São Paulo, 21 (AE) - O governador de São Paulo, Mário Covas (PSDB), encerra amanhã (22), no Instituto do Coração (Incor) do Hospital das Clínicas (HC) da capital uma série de três aplicações de quimioterapia para evitar o reaparecimento do câncer no organismo dele- no fim de dezembro, Covas extraiu a bexiga comprometida por um tumor maligno.
Covas internou-se no Incor na noite de sexta-feira (19) e passou a receber por via venosa um coquetel de drogas capaz de prevenir o surgimento de novos focos da doença. Hoje à tarde, após ser submetido à segunda aplicação, o governador demonstrou estar reagindo "muito bem" ao tratamento, segundo a direção do hospital.
O governador poderá permanecer internado até tarça-feira (23). Não está descartada a possibilidade de ele receber alta ainda amanhã, depois de passar pela terceira aplicação, concluindo o segundo ciclo do tratamento - de um total de quatro
separados por um intervalo de três a quatro semanas.
Segundo a Assessoria de Imprensa do Palácio dos Bandeirantes, as condições de saúde do governador são boas. Caso contrário, a nova sessão de quimioterapia teria de ser adiada. Covas reclamou dos efeitos colaterais da primeira etapa de tratamento. Disse ter ficado "baqueado". Sentiu-se cansado. "Seria melhor comer uma pizza (do que fazer o tratamento), mas dá para aguentar", brincou o governador.

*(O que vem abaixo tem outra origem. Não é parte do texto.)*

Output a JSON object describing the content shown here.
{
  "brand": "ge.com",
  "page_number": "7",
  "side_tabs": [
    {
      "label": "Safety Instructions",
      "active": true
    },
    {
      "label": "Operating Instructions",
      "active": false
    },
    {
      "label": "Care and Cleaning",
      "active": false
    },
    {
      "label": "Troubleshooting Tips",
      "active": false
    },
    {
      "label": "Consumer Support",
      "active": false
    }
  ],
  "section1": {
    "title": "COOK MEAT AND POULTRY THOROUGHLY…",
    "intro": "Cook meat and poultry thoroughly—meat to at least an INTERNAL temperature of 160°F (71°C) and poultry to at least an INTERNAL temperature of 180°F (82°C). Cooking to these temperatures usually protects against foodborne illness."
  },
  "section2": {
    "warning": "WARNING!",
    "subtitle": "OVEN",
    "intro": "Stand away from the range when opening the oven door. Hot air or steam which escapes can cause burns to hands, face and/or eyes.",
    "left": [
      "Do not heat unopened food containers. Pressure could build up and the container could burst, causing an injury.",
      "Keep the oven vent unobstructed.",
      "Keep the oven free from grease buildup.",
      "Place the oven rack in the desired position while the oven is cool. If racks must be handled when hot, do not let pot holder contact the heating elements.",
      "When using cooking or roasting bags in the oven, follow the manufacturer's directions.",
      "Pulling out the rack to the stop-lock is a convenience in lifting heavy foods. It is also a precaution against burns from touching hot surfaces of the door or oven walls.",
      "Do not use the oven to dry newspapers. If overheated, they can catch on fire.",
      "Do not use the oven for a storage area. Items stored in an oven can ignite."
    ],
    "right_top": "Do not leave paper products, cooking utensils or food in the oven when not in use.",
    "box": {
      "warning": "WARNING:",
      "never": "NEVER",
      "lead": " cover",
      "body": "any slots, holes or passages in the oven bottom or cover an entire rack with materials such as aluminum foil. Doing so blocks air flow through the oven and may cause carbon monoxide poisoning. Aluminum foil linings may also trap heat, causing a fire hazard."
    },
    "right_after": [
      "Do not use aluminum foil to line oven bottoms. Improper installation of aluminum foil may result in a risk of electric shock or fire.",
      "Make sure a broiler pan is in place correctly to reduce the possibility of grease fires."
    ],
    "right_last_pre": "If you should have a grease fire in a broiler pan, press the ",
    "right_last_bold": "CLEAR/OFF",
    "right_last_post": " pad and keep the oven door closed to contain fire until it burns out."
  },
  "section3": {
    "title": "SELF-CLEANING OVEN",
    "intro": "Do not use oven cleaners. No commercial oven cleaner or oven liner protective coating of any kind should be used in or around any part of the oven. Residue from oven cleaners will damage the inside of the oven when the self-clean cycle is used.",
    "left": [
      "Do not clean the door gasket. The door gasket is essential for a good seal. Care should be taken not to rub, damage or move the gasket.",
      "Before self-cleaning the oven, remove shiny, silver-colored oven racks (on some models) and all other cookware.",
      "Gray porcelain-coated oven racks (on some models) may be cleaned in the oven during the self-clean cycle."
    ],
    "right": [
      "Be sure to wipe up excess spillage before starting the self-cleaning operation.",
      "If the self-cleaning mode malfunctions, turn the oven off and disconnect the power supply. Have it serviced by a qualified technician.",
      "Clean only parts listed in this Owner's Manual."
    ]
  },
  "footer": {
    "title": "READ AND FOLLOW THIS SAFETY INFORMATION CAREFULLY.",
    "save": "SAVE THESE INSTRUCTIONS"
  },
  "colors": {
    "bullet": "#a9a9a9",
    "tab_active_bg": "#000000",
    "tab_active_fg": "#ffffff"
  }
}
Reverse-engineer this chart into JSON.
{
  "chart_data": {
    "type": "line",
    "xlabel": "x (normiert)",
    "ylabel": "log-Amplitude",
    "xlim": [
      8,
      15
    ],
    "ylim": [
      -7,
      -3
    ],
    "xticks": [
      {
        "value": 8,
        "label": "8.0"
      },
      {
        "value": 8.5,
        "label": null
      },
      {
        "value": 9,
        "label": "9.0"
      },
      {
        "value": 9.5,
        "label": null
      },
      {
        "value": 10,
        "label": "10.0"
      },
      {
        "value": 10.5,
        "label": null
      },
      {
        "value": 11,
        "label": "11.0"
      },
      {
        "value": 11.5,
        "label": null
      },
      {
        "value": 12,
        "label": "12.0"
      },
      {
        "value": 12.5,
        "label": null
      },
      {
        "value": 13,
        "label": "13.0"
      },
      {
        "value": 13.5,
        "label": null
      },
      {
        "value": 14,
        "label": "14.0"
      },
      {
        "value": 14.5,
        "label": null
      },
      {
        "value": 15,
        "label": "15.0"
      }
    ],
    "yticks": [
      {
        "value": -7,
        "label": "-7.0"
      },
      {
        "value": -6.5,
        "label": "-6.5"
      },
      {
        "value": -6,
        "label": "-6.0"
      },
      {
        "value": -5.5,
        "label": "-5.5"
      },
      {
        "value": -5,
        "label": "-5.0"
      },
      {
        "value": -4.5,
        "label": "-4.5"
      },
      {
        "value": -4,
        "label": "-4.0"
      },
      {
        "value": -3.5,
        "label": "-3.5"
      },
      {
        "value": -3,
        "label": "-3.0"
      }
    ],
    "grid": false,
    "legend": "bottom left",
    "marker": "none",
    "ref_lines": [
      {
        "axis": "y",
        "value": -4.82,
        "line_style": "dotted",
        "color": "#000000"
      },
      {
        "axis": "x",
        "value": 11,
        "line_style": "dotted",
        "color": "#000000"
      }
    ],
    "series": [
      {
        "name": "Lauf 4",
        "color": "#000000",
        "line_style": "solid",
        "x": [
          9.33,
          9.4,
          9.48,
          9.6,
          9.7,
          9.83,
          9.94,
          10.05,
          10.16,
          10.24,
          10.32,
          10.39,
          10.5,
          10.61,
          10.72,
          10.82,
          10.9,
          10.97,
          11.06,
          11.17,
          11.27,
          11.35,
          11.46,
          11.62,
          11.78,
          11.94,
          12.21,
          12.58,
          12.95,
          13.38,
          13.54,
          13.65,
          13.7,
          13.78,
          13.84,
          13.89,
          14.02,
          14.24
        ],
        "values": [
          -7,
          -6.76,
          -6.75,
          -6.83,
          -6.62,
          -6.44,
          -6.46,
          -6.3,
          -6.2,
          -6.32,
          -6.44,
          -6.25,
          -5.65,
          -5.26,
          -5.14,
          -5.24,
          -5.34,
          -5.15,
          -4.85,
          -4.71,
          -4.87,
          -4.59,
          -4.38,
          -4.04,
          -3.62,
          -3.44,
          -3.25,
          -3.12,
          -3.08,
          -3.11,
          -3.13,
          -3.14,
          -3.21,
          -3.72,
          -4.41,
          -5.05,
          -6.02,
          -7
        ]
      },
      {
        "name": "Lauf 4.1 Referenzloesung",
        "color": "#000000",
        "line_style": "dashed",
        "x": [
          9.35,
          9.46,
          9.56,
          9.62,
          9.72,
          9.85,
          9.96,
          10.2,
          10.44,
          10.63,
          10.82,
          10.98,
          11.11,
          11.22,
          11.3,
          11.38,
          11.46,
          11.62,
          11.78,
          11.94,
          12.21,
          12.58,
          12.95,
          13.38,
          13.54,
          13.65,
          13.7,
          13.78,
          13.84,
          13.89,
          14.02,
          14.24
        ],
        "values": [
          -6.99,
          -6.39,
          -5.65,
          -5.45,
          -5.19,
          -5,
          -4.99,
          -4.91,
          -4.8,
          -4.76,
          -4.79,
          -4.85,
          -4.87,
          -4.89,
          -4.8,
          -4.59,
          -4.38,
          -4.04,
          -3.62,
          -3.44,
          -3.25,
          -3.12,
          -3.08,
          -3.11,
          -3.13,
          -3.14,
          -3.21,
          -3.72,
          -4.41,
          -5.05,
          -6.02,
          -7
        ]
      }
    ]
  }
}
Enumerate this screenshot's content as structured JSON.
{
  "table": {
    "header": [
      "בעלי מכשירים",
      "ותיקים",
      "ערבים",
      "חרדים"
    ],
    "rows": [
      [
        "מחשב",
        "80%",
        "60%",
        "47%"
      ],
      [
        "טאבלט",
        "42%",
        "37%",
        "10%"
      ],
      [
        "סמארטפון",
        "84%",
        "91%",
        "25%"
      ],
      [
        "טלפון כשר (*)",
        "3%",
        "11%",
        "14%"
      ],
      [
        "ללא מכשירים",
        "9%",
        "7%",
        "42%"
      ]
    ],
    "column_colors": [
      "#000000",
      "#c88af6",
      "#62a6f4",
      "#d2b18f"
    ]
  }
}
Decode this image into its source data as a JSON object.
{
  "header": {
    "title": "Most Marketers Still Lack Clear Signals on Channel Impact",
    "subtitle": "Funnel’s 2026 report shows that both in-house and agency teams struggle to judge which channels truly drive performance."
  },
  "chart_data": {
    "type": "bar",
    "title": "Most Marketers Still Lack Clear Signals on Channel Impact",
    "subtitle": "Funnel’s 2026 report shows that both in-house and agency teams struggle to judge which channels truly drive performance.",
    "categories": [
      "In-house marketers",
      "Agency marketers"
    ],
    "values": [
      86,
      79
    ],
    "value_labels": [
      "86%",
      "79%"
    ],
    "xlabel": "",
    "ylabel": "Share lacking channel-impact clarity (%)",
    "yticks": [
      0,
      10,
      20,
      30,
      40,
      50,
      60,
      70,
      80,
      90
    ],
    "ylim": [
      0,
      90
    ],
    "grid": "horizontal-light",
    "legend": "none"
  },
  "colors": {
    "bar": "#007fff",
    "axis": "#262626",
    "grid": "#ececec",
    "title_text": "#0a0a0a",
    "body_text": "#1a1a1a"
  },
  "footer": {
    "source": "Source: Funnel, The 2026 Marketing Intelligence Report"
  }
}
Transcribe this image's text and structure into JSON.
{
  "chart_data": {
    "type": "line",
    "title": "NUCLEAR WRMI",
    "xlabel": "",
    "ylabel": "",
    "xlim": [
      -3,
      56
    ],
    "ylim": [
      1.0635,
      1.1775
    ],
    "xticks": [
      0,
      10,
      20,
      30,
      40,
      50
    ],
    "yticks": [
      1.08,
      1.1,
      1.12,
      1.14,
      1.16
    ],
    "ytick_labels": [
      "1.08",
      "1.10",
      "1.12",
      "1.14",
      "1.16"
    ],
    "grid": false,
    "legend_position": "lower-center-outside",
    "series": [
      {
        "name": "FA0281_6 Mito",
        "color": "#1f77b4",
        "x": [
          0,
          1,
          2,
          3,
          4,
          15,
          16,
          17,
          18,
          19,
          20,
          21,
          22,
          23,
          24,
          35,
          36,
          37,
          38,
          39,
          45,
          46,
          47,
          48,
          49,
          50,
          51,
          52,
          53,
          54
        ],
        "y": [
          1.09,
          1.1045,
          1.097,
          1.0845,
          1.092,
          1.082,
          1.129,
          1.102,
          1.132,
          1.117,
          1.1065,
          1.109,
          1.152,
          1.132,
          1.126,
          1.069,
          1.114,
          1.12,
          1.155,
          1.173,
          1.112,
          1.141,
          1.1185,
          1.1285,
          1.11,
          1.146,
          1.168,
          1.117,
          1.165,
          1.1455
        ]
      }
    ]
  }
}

A equipe médica responsável pela quimioterapia é coordenada pelo diretor do Instituto de Radiologia do HC, Ricardo Bentrani. Participam da equipe que assiste a Covas os médicos particulares dele e os cardiologistas Giovanni Bellotti e Whady Huebe.
Apenas parentes do governador permanecem ao lado dele no Incor. Quando retornar ao palácio, Covas deverá retomar os trabalhos aos poucos. Na sexta-feira, horas antes de se preparar para a internação, o governador e a secretária de Assistência e Desenvolvimento Social, Marta Godinho, assinaram 418 convênios sociais com 62 municípios da Grande São Paulo, Baixada Santista e Vale do Ribeira.
A medida deverá beneficiar 172 mil pessoas, com repasse de R$ 41 milhões. "Essa será a única área que não sofrerá qualquer corte de recursos este ano", disse Covas. A primeira versão do orçamento da secretaria previa o corte de 30% da verba dos convênios. O governador disse que tentará garantir os R$ 94 milhões destinados à assistência social em 1998.